Unreliable measurements were mainly due to strong image crowding of the stars with nebulosities and the internal reflection halo of oPersei on the Schmidt plates. Therefore, many bright stars in the central region of IC348 had to be excluded from further reduction.
The first epoch Palomar plate e1457 measured on both APM and PDS was chosen as the reference plate in the plate matching. This plate was selected because it was one of the deepest plates and the only first epoch plate which could be used in the proper motion determination. From about 2300 objects detected by the MRSP software in the one square degree FITS frame of the reference plate e1457, about 2000 stars could be fitted by a Gaussian. About 1800 of these stars were identified with Gaussian image shape objects on at least two other plates. The additional condition of stellar image classification on the reference plate as measured on the APM further restricted the number of objects in the final sample to 1431 stars.
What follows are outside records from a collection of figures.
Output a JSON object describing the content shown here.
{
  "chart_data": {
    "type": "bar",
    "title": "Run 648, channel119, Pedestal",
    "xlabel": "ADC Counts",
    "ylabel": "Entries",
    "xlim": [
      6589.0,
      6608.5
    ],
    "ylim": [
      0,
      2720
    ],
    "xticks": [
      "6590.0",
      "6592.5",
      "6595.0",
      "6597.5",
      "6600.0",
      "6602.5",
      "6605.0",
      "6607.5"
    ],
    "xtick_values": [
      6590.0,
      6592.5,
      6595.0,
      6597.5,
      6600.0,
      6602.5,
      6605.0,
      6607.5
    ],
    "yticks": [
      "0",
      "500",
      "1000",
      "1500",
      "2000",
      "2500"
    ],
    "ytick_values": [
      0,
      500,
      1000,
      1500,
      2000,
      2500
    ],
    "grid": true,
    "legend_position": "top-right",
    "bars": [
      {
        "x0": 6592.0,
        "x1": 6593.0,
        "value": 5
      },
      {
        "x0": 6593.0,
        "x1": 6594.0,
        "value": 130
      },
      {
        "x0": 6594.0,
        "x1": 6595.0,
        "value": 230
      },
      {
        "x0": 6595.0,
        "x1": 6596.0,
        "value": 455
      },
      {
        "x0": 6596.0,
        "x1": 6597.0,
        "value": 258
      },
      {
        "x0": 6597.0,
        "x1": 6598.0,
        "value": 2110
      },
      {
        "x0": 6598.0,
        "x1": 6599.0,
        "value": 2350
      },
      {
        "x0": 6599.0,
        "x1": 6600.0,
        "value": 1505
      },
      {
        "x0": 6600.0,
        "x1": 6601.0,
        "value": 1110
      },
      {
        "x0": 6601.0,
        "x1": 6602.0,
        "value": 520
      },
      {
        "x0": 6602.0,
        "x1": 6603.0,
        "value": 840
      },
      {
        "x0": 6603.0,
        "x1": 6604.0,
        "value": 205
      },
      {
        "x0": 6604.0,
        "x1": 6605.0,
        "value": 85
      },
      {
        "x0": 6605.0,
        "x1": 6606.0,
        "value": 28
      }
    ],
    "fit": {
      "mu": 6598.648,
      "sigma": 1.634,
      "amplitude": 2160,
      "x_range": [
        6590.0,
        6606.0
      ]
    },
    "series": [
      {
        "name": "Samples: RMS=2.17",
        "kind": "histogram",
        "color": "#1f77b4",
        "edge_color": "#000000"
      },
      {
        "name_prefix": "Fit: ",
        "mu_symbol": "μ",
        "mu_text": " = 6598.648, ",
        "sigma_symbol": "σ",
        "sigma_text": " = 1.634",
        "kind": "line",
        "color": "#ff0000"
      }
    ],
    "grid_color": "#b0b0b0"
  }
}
The number of identifications of the stars of our final sample on the comparison plates depended on the limiting magnitude and the different passbands of the plates. Whereas nearly all of the 1431 stars in our sample were identified with stellar objects on the POSS2 R and Bj plates, about 77% were found on the POSS Quick-Survey V plate. In contrast, only about 38% could be identified on the Tautenburg B plates and even only 18% on the U plate owing to the higher extinction at shorter wavelengths and the poor weather conditions during exposure.